Now that Brumfield has settled into his role as a Rochester firefighter, he says he feels an obligation to help those who come after him. Firefighting has historically been the territory of white males, and it also tends to run in families. Many people in the fire service have fathers, grandfathers, and brothers who are firefighters, too.
Former Chief Caufield says that legacy perception is probably always going to be a barrier to recruiting people of color to the fire department.
"You tell a young black boy that he can be a firefighter, but you don't have any black firefighters. Or they don't see them," Brumfield says. "They always see black drug dealers."
The school district fire program is a good thing, he says, because it provides never-before-contemplated opportunities for some young people.
"You had a lot of people [in the East program] who turned their lives around because they had something to reach out for," he says.
Brumfield wanted to be doctor before his father pressured him into the fire training program at East High.
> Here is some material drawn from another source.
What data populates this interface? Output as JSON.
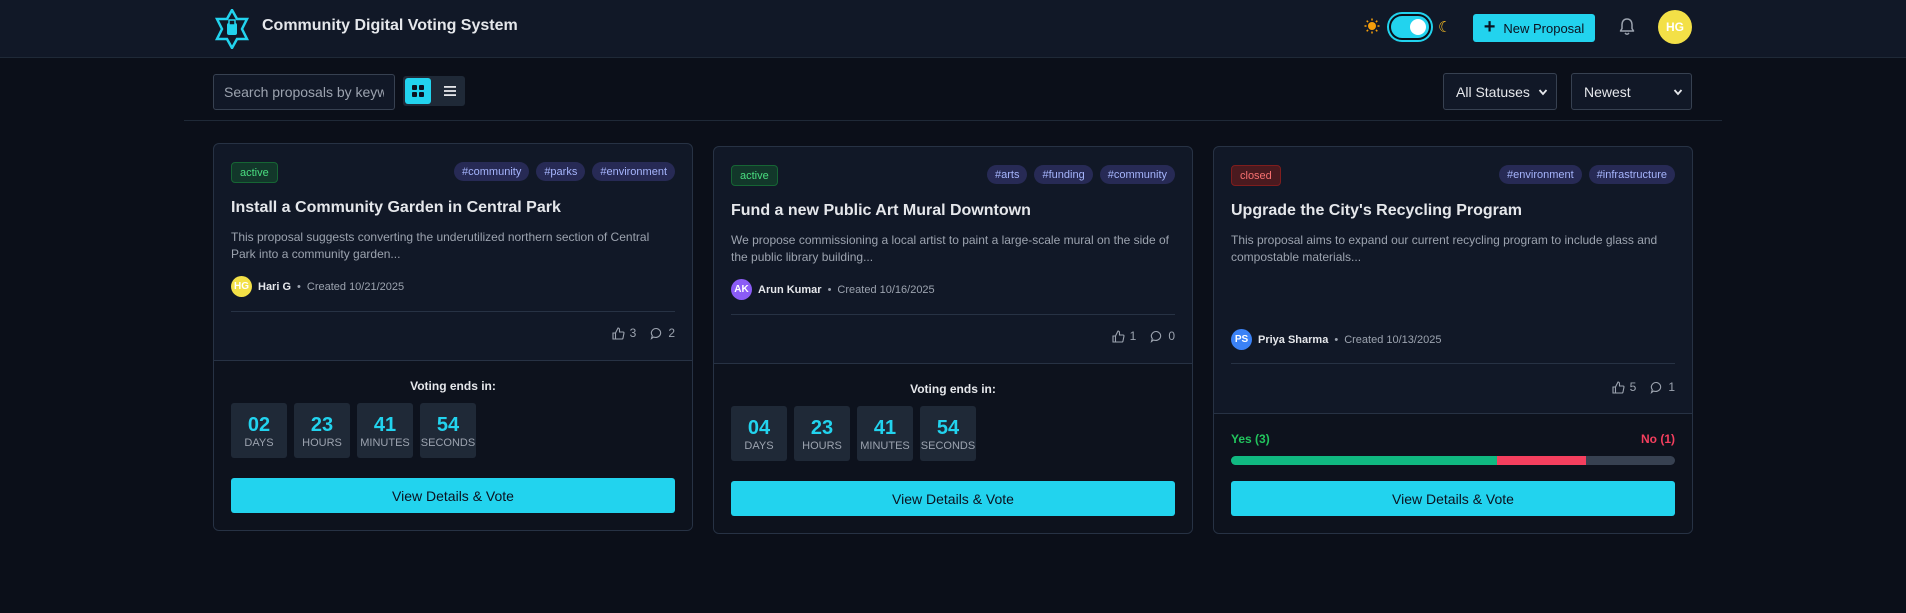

His father worked at East, Brumfield says, and was impressed by the program. Brumfield says he hasn't given up on medicine entirely; he's in graduate school now to become a nurse practitioner. But he says he doesn't have immediate plans to leave the fire service.
"Because there are not too many people of color in the ranks, I think it's important for everyone who gets there to trail blaze as far as they can," Brumfield says. "I don't want to be fire chief, but I think that I owe it to myself and to those behind me to [go] as far as I can. I believe I was placed in the situation I'm in because I have something to give."